Au-delà du débat juridique, le plan d’autonomie marocain pour le Sahara s’impose de fait comme la matrice des discussions au Conseil de sécurité et comme boussole des investisseurs. …

Un plan conçu comme base de négociation qui devient architecture de sortie de crise

Selon une analyse publiée par Le Collimateur, le plan d’autonomie présenté par le Maroc en 2007 est devenu l’une des bases centrales des discussions au Conseil de sécurité pour une solution politique au différend autour du Sahara. Le même article rappelle qu’à l’initiative des États‑Unis, les résolutions onusiennes récentes décrivent la proposition marocaine comme l’option la plus « réaliste » et « crédible » pour une issue politique.  Pour les décideurs africains et les investisseurs, la question n’est plus de savoir si ce plan est sur la table, mais dans quelle mesure sa mise en œuvre progressive rend toute autre architecture de règlement marginale.

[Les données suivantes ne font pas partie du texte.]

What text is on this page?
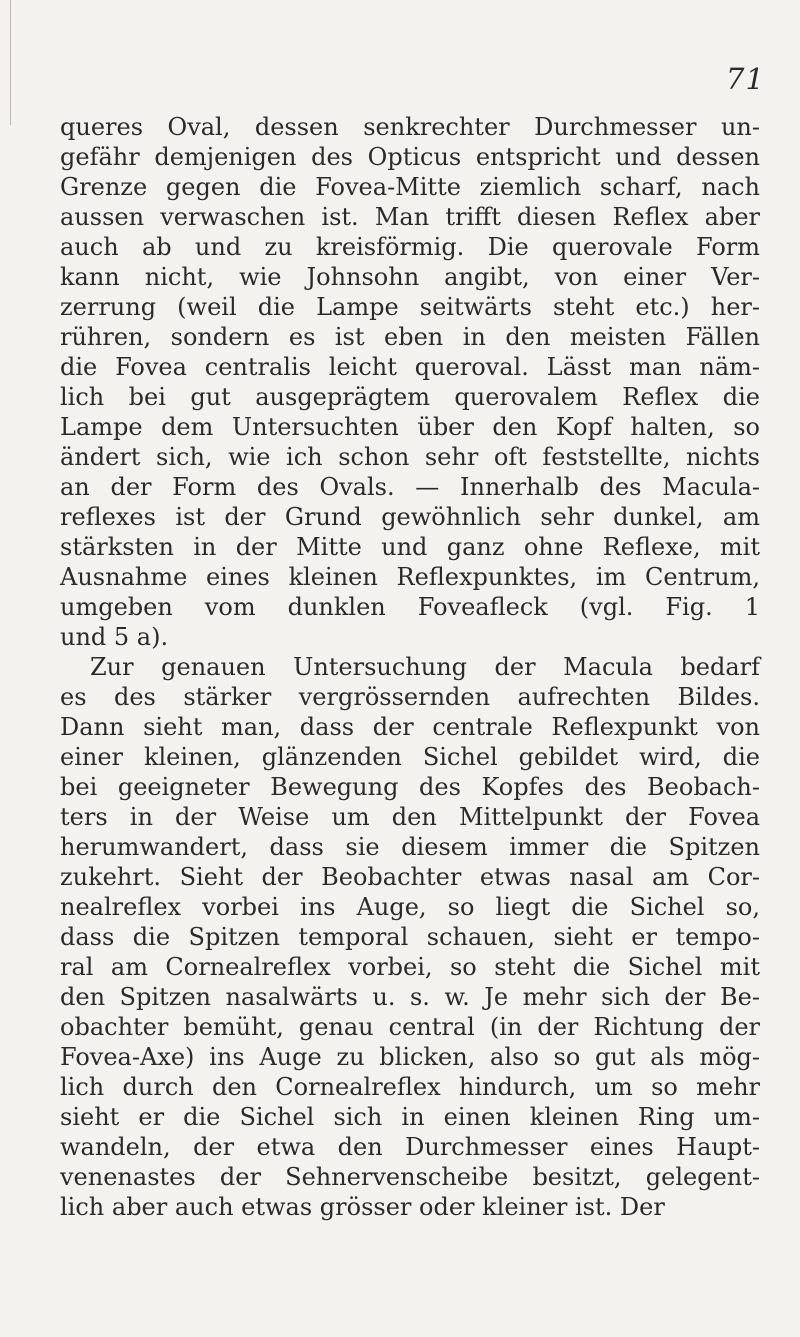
71
queres Oval, dessen senkrechter Durchmesser un-
gefähr demjenigen des Opticus entspricht und dessen
Grenze gegen die Fovea-Mitte ziemlich scharf, nach
aussen verwaschen ist. Man trifft diesen Reflex aber
auch ab und zu kreisförmig. Die querovale Form
kann nicht, wie Johnsohn angibt, von einer Ver-
zerrung (weil die Lampe seitwärts steht etc.) her-
rühren, sondern es ist eben in den meisten Fällen
die Fovea centralis leicht queroval. Lässt man näm-
lich bei gut ausgeprägtem querovalem Reflex die
Lampe dem Untersuchten über den Kopf halten, so
ändert sich, wie ich schon sehr oft feststellte, nichts
an der Form des Ovals. — Innerhalb des Macula-
reflexes ist der Grund gewöhnlich sehr dunkel, am
stärksten in der Mitte und ganz ohne Reflexe, mit
Ausnahme eines kleinen Reflexpunktes, im Centrum,
umgeben vom dunklen Foveafleck (vgl. Fig. 1
und 5 a).
Zur genauen Untersuchung der Macula bedarf
es des stärker vergrössernden aufrechten Bildes.
Dann sieht man, dass der centrale Reflexpunkt von
einer kleinen, glänzenden Sichel gebildet wird, die
bei geeigneter Bewegung des Kopfes des Beobach-
ters in der Weise um den Mittelpunkt der Fovea
herumwandert, dass sie diesem immer die Spitzen
zukehrt. Sieht der Beobachter etwas nasal am Cor-
nealreflex vorbei ins Auge, so liegt die Sichel so,
dass die Spitzen temporal schauen, sieht er tempo-
ral am Cornealreflex vorbei, so steht die Sichel mit
den Spitzen nasalwärts u. s. w. Je mehr sich der Be-
obachter bemüht, genau central (in der Richtung der
Fovea-Axe) ins Auge zu blicken, also so gut als mög-
lich durch den Cornealreflex hindurch, um so mehr
sieht er die Sichel sich in einen kleinen Ring um-
wandeln, der etwa den Durchmesser eines Haupt-
venenastes der Sehnervenscheibe besitzt, gelegent-
lich aber auch etwas grösser oder kleiner ist. Der
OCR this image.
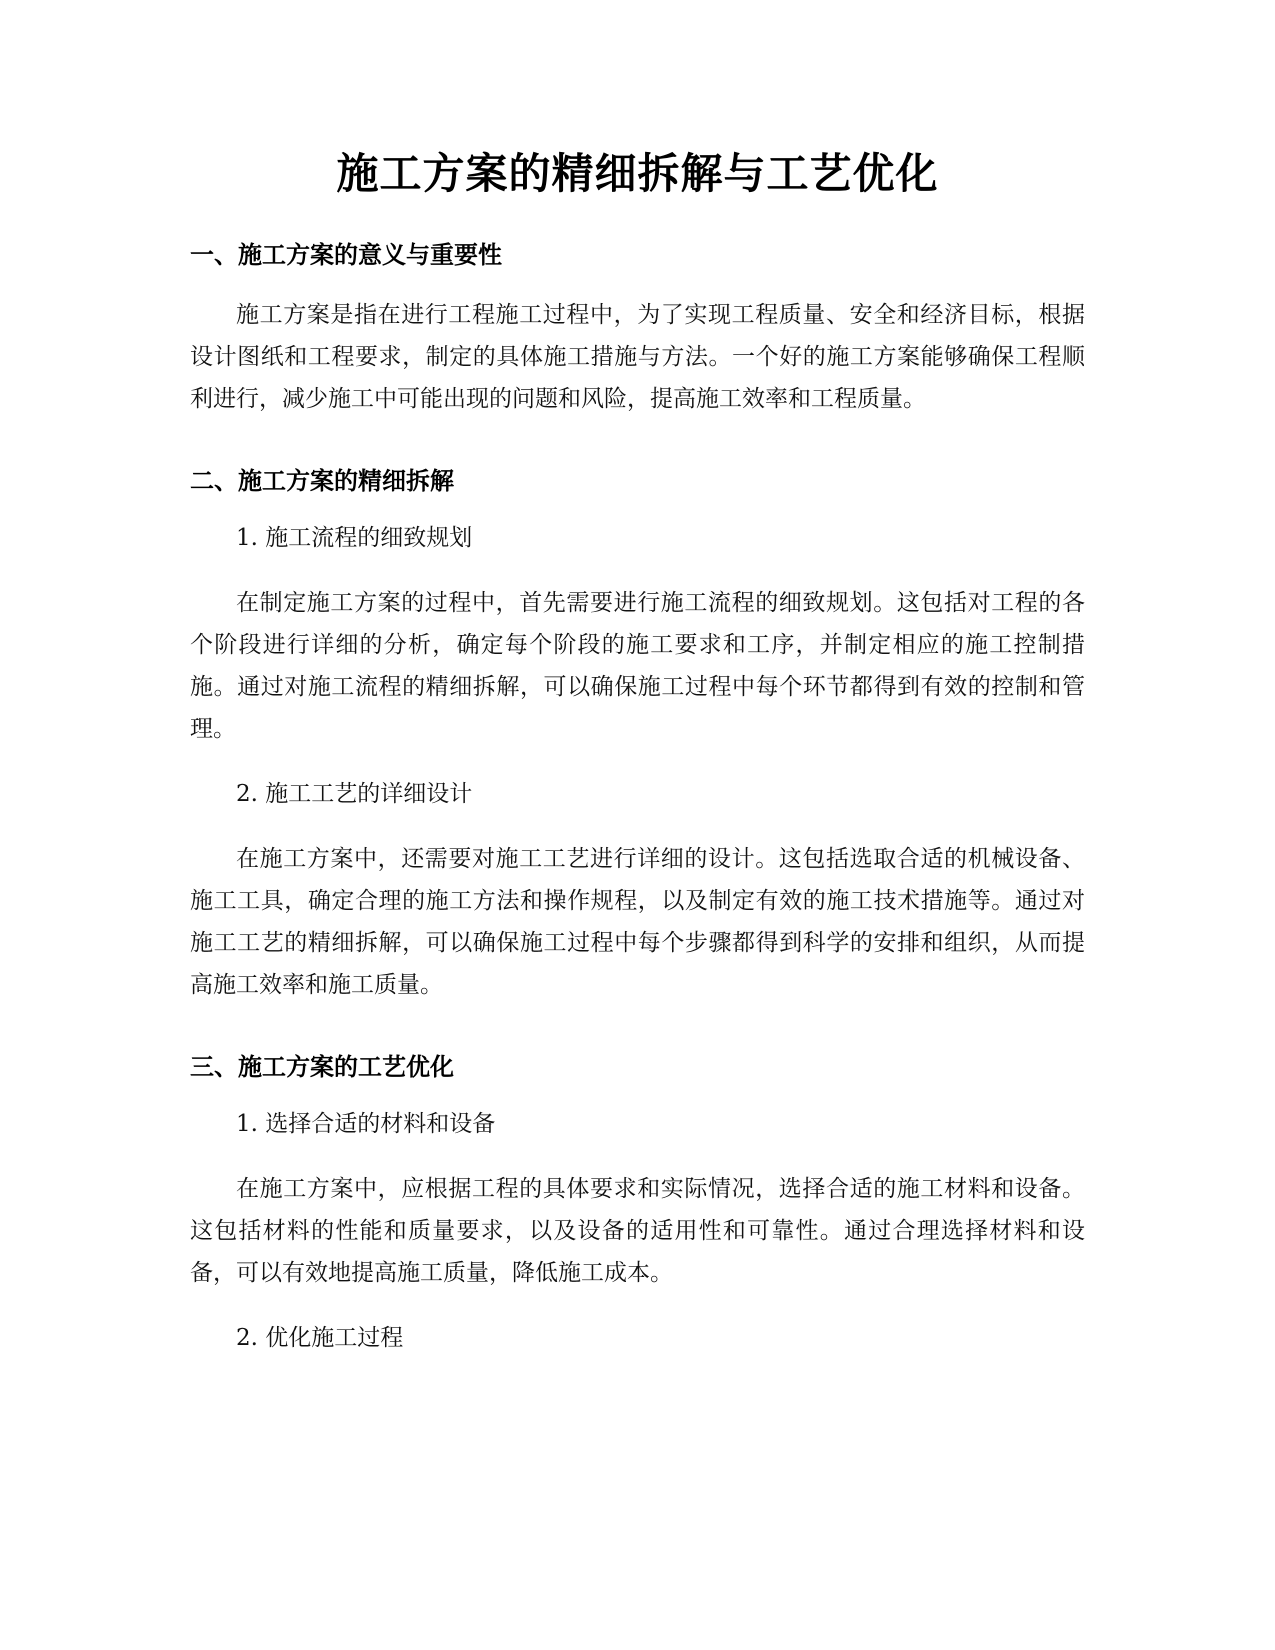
施工方案的精细拆解与工艺优化
一、施工方案的意义与重要性

施工方案是指在进行工程施工过程中，为了实现工程质量、安全和经济目标，根据设计图纸和工程要求，制定的具体施工措施与方法。一个好的施工方案能够确保工程顺利进行，减少施工中可能出现的问题和风险，提高施工效率和工程质量。

二、施工方案的精细拆解

1. 施工流程的细致规划

在制定施工方案的过程中，首先需要进行施工流程的细致规划。这包括对工程的各个阶段进行详细的分析，确定每个阶段的施工要求和工序，并制定相应的施工控制措施。通过对施工流程的精细拆解，可以确保施工过程中每个环节都得到有效的控制和管理。

2. 施工工艺的详细设计

在施工方案中，还需要对施工工艺进行详细的设计。这包括选取合适的机械设备、施工工具，确定合理的施工方法和操作规程，以及制定有效的施工技术措施等。通过对施工工艺的精细拆解，可以确保施工过程中每个步骤都得到科学的安排和组织，从而提高施工效率和施工质量。

三、施工方案的工艺优化

1. 选择合适的材料和设备

在施工方案中，应根据工程的具体要求和实际情况，选择合适的施工材料和设备。这包括材料的性能和质量要求，以及设备的适用性和可靠性。通过合理选择材料和设备，可以有效地提高施工质量，降低施工成本。

2. 优化施工过程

“Le soutien britannique au plan d’autonomie marocain a logiquement été interprété dans le royaume comme une victoire diplomatique.” — Le Monde, Afrique, lemonde.fr

Cette dynamique pose une question clé aux acteurs financiers : à partir de quel moment la trajectoire d’autonomie devient‑elle, de facto, le scénario de référence pour le risque politique au Sahara marocain ?

L’ONU entérine un cadre « réaliste, pragmatique et durable »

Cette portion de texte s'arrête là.